They are here because we were there
Rep. Joaquin Castro on making the connection between the migrant crisis and the legacy of American foreign policy. Plus: his thoughts on Democrats and Gaza and staying hopeful when everything is bad
People move.
It’s the craziest thing, but sometimes people are in one location, and then they are in another location. Sometimes that location is another country. This seems to make certain people very, very angry, including people who themselves have moved.
Today far-right extremists in Donald Trump’s MAGA movement are trying to turn migration into their new cause célèbre — a crisis that demands autocratic solution. The need the border as their Reichstag fire.
What they ignore, of course, is the connection between the situation with migrants on the border and in many American cities, on one hand, and, on the other, and the legacy of American foreign policy.
“We are here because you were there,” the Sri Lankan-British thinker Ambalavaner Sivanandan once said, making a similar connection between migration to the United Kingdom and the legacy of British colonialism.
Understanding this connection is a first step toward solving the immigration system.
One figure in American public life who doesn’t shy away from making this connection is Representative Joaquin Castro, a Texas Democrat who has worked extensively on the border issue as well as on foreign policy questions through his service on the House Foreign Affairs Committee, the Armed Services Committee, and the House Permanent Select Committee on Intelligence.
As Castro sees it, foreign policy not only starts at home, but also ends up right back where it started.
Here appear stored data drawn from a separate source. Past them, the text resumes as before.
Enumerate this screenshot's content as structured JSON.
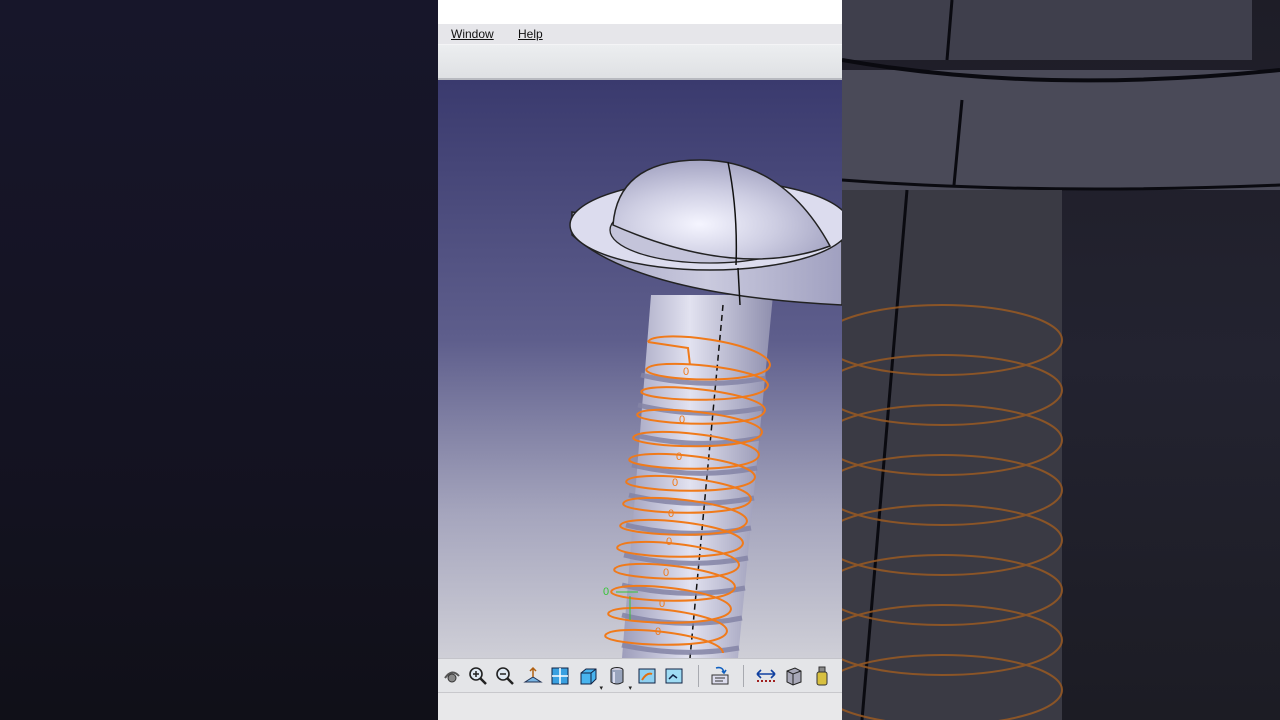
{
  "menubar": {
    "items": [
      {
        "label": "Window"
      },
      {
        "label": "Help"
      }
    ]
  },
  "viewport": {
    "model": "screw-with-helix-thread",
    "colors": {
      "background_top": "#3a3a6e",
      "background_bottom": "#c9c9d3",
      "part": "#c8c8dc",
      "helix": "#f07a1a",
      "axis_marker": "#36c436"
    }
  },
  "bottom_toolbar": {
    "icons": [
      "fly-mode-icon",
      "zoom-in-icon",
      "zoom-out-icon",
      "normal-view-icon",
      "multi-view-icon",
      "isometric-view-icon",
      "shading-icon",
      "hide-show-icon",
      "swap-visible-space-icon",
      "update-icon",
      "measure-between-icon",
      "measure-item-icon",
      "measure-inertia-icon"
    ]
  }
}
The United States can’t maintain leadership on human rights worldwide without practicing it at home, nor can it intervene abroad without expecting migrants from a destabilized world.
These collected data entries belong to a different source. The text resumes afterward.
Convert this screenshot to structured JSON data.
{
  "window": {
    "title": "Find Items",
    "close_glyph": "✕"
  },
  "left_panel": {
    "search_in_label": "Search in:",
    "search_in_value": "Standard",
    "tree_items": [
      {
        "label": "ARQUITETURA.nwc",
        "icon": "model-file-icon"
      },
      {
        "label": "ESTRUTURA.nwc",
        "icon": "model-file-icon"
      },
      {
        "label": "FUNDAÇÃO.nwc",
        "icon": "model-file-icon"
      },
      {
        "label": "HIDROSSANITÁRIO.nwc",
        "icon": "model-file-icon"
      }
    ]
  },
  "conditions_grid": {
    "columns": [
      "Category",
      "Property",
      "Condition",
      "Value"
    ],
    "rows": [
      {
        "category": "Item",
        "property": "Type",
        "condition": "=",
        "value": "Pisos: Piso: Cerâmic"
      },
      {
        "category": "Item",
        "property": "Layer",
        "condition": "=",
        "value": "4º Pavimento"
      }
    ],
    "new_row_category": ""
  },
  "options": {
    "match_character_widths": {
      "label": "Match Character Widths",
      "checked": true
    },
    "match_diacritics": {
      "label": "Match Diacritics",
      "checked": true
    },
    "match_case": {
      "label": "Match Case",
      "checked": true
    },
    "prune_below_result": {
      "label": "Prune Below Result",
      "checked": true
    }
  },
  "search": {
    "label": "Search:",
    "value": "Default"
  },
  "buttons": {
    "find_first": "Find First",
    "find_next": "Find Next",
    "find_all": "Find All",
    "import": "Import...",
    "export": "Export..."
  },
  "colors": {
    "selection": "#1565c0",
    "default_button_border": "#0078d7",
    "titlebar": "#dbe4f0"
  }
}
We spoke to Congressman Castro the other day about the reality of the situation at the U.S.’s southern border, whether Democrats are foolish to assume good faith in attempting compromise with Republicans, the likelihood of a ceasefire and ultimate end to the Israel-Gaza conflict, and what gives him hope amid so much darkness.
On the border
You’ve talked a lot about how what we do at home affects the world, and what we do in the world affects what happens at home. Can you talk about those two ideas as they relate to the border and other issues?
On the asylum issue, there's been this talk of shutting down the border, along with the invasion rhetoric and the replacement rhetoric. It makes it hard for the United States to be a leader among nations in the world and to press other nations to take desperate populations who are fleeing violence and oppression and starvation if we ourselves become so harsh and draconian on the issue. So the world is watching how the United States handles its border situation.
As I talk to ambassadors and others, they'll make the point (though hardly ever directly): “Hey, if you guys aren't willing to take people, then why are we going to take people?” Or they’ll ask: “If you're not willing to uphold international asylum laws, then why would you think that other countries are going to do that?” So it matters what we do. It makes a big difference how we handle these issues at home.
And then turning to our own history: I don't think we've ever fully reckoned with the United States' role in Central and South America in the 1970s and 1980s, the rogue leaders that we supported. We supported uprisings in different parts of Central America that caused instability and serious migration decades ago that we're still reckoning with.
Sometimes we act as though we are completely independent of what is happening in those places. I think we have not taken on these challenges of migration. We have tried tactics. I don't know that we've necessarily tried overarching strategies. You've got to help these countries really build up their economies so that they can have better control over security and the safety of their people.
I don't know if you’ve heard this before, but there’s this phrase associated with arguments about migration in Britain and the legacy of colonialism in the places from which many of the migrants came: "We are here because you were there."
Yeah, I hadn't heard that, but it makes sense, thinking about history. What we did in Central America for decades had a profound impact on their societies, on the stability of their societies, on the migration, on the economy, on all of it. And in a lot of the debate, we don't even talk about that. It just gets glanced over. Everything is treated as though nothing existed until today.
I think a lot of Americans are, frankly, bewildered about what the actual situation on the border is, given all the conflicting information and posturing and ideology and games. Can you give me your sense of what is actually happening on the border right now?
Well, I think it's true that, in recent months, we’ve had more people coming to present for asylum at the U.S./Mexico border, but that has ebbed some recently. What's really heated the politics up is not the reality at the border, it's the heated rhetoric by Republicans who have decided that they're going all in on invasion and replacement rhetoric, and that's what's fundamentally different about what we're seeing now.
We have dealt with high numbers of asylum seekers at the border before and immigrants at the border, but Republicans now are labeling this as an invasion and talking about how these asylum seekers, most of them Black and brown people, are being used to replace white Americans in the United States, and I think that is what has really fueled the controversy lately.
Do you think there's any truth to the notion that, institutionally, the government has lost control of the border in terms of an immigration system that it is able to administer its own goals and ends?